The Hadoop cluster has become a commodity. Let me put this another way: compare a Hadoop cluster to your phone. In the beginning, getting a phone to work at all was considered a technology marvel. Now phones are ubiquitous and mobile. They come in all shapes and sizes and colors. No one really cares about the inner workings of the phone.

iphone-6-review-display-app-store-Today, they care about the apps that run on the phone; the App Store is what drove the phenomenal success of the iPhone. Data scientists are the application developers of the Big Data world; what really matters are the applications that they use and develop. And that’s the future of Big Data: it’s all about the apps.

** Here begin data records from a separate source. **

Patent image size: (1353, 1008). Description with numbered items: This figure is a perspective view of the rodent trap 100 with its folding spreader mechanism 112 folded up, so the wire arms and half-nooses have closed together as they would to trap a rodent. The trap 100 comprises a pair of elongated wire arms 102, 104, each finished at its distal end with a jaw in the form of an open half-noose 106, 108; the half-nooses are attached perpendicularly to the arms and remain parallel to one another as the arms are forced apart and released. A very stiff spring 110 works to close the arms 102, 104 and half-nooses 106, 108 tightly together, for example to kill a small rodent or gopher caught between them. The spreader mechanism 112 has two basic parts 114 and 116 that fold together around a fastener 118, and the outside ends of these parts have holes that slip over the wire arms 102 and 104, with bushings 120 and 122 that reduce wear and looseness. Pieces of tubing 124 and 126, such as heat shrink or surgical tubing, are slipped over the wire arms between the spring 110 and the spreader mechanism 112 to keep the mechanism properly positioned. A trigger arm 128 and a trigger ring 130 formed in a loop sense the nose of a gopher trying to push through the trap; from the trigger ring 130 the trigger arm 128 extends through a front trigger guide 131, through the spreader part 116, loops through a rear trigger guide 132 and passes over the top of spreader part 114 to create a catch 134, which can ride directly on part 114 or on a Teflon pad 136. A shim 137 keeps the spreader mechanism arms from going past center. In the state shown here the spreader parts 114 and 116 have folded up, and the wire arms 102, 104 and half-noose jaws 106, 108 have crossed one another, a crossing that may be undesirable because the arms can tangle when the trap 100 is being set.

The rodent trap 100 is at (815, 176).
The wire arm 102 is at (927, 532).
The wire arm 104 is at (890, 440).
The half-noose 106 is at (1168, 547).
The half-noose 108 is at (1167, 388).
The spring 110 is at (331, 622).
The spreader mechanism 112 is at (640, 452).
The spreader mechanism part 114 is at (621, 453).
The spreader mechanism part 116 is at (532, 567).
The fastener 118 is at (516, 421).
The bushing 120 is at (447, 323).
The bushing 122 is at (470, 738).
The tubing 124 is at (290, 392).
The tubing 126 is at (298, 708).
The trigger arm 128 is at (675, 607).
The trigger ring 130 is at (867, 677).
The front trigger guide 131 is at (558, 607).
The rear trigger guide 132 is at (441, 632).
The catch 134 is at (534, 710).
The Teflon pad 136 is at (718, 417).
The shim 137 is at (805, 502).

That’s why we recently introduced our own App Store concept for Big Data (and just one of the reasons why our software was recognized as one of the coolest Big Data products of 2015).

As we embark upon this new year, the focus on Big Data skills will be in the applications and analytics arena – not the underlying Hadoop infrastructure. Along those same lines, our mission here at BlueData is to make Big Data infrastructure simple, seamless, and invisible – so that your team can focus on using the apps they need, without having to learn Hadoop’s inner workings or how to deploy those apps.